Russian politician (born 1981)

Yulia Viktorovna Lazutkina (Юлия Викторовна Лазуткина; born 11 March 1981) is a Russian politician serving as a senator from Penza Oblast since 21 September 2022.

==Biography==

Yulia Lazutkina was born on 11 March 1981 in Kolyshleysky District, Penza Oblast. Her father, Viktor Lazutkin was a local politician and, later, a deputy of the 4th State Duma. In 2002, she graduated from the Penza State Pedagogical University. From 2011 to 2013, she was the general director of the OOO "Market+" that specialized on selling chocolate products. From 2013 to 2015, she worked at the "Concrete plant" Lomovsky ". From 2017 to 2021, Lazutkina was the deputy of the Legislative Assembly of Penza Oblast. On 29 April 2021, she became the senator from the Legislative Assembly of Penza Oblast. She was re-elected on 21 September 2022.

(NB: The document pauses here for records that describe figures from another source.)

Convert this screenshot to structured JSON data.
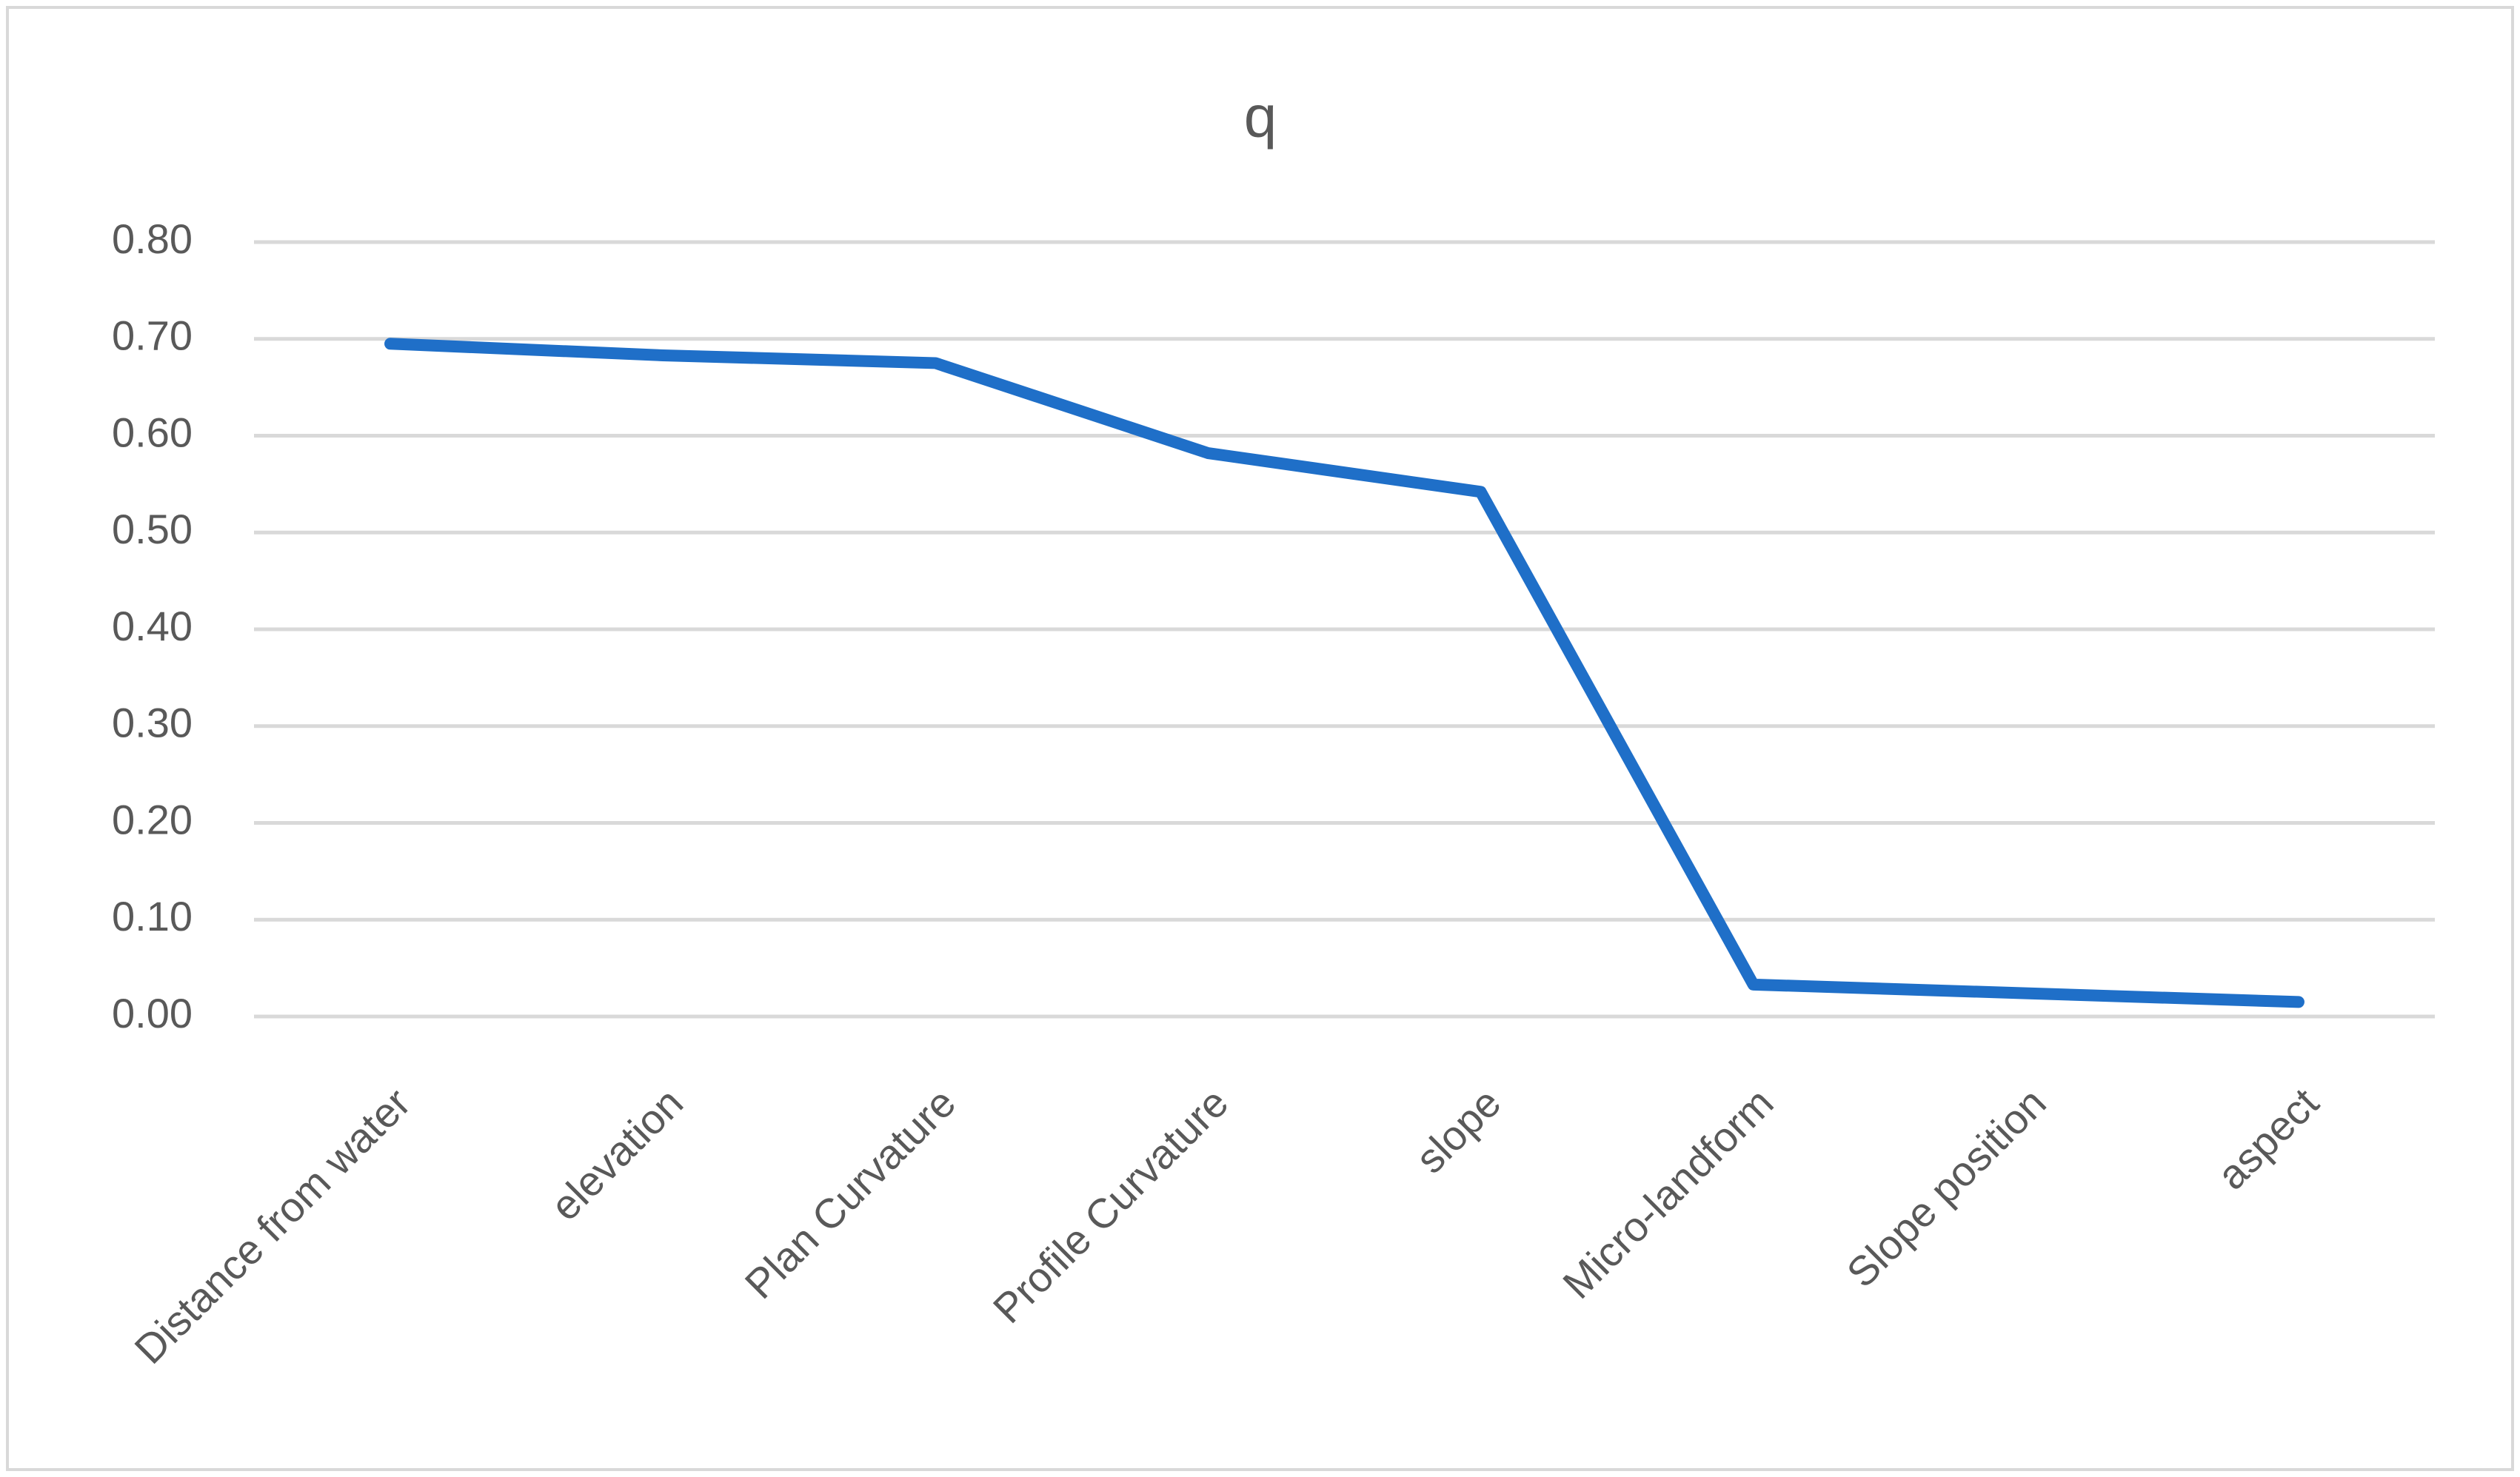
{
  "chart_data": {
    "type": "line",
    "title": "q",
    "categories": [
      "Distance from water",
      "elevation",
      "Plan Curvature",
      "Profile Curvature",
      "slope",
      "Micro-landform",
      "Slope position",
      "aspect"
    ],
    "series": [
      {
        "name": "q",
        "color": "#1f6fc8",
        "values": [
          0.695,
          0.683,
          0.675,
          0.582,
          0.542,
          0.033,
          0.024,
          0.015
        ]
      }
    ],
    "ylim": [
      0,
      0.8
    ],
    "yticks": [
      {
        "value": 0,
        "label": "0.00"
      },
      {
        "value": 0.1,
        "label": "0.10"
      },
      {
        "value": 0.2,
        "label": "0.20"
      },
      {
        "value": 0.3,
        "label": "0.30"
      },
      {
        "value": 0.4,
        "label": "0.40"
      },
      {
        "value": 0.5,
        "label": "0.50"
      },
      {
        "value": 0.6,
        "label": "0.60"
      },
      {
        "value": 0.7,
        "label": "0.70"
      },
      {
        "value": 0.8,
        "label": "0.80"
      }
    ],
    "grid": true
  }
}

Yulia Lazutkina is under personal sanctions introduced by the European Union, the United Kingdom, the USA, Canada, Switzerland, Australia, Ukraine, New Zealand, for ratifying the decisions of the "Treaty of Friendship, Cooperation and Mutual Assistance between the Russian Federation and the Donetsk People's Republic and between the Russian Federation and the Luhansk People's Republic" and providing political and economic support for Russia's annexation of Ukrainian territories.